Sweden must change its approach to pension regulation and place insurers offering occupational pensions on equal footing with traditional life insurers, the IMF has urged.
The current two-track approach – whereby the life insurance sector was regulated according to Solvency II, but occupational pension provision was exempt from the European Directive – needs to be resolved, the organisation said.
The recommendations were contained within the IMF’s latest Financial System Stability Assessment for Sweden, which noted that the transposition of Solvency II had led to higher overall standards of regulation but was not being fully applied.
“Solvency II has brought improvements in regulatory reporting and group supervision, as well as higher overall solvency coverage,” the organisation said, while noting the requirements only fully applied to around 44% of the insurance market, which manages assets in excess of the country’s GDP.
It concluded: “The [IMF] mission recommends that the authorities resolve as soon as possible the uncertainties over the approach to regulation to be taken following the end of the transitional period in 2019, and that whatever regime they choose for after 2019, they ensure the same level of protection to occupational pensions as to life insurance.”

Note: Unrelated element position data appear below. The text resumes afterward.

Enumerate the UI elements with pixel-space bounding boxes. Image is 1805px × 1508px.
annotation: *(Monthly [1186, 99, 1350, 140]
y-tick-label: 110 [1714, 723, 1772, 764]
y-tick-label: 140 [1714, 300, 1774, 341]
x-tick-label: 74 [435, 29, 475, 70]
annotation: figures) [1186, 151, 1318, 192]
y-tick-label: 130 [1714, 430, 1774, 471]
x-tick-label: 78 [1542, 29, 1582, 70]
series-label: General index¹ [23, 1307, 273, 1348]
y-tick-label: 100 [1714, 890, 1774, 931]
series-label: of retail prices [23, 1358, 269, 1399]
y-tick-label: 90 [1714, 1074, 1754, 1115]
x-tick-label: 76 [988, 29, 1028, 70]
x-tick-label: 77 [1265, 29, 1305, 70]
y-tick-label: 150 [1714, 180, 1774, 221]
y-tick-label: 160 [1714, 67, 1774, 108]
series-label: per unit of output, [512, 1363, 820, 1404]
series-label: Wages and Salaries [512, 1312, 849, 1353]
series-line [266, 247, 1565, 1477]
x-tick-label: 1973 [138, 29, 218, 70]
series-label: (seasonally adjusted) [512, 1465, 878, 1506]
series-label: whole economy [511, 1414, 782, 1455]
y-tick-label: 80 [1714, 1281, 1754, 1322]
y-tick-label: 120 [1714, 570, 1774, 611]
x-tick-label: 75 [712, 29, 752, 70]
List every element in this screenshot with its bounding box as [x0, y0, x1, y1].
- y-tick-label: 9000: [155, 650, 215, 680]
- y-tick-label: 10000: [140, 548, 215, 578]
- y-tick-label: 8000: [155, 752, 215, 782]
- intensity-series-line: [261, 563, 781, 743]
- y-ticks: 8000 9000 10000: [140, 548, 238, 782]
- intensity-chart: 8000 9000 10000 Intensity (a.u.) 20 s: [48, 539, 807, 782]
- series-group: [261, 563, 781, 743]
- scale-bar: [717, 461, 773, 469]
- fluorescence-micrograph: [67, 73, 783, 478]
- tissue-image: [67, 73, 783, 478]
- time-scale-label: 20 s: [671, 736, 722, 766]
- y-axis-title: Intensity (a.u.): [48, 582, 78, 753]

The recommendations evoke previous and persistent calls from the European insurance industry that pension providers be put on the same footing as them by introducing capital requirements in the most recent revision of the IORP Directive.
Swedish occupational pension providers have previously asked their government to continue its Solvency II exemption beyond 2019 by designing a bespoke framework for the sector.
Earlier this year, the country’s four largest pension providers said the tailor-made approach could potentially formalise the traffic-light system employed by Sweden’s regulator, Finansinspektionen, which includes stress testing for equity, credit, interest rate, real estate and currency risks.
At the time, Daniel Burr, Solvency II lead at signatory Folksam, said the proposals to the government were meant to signal the industry’s willingness to accept risk-based capital requirements, while simplifying the model used under Solvency II.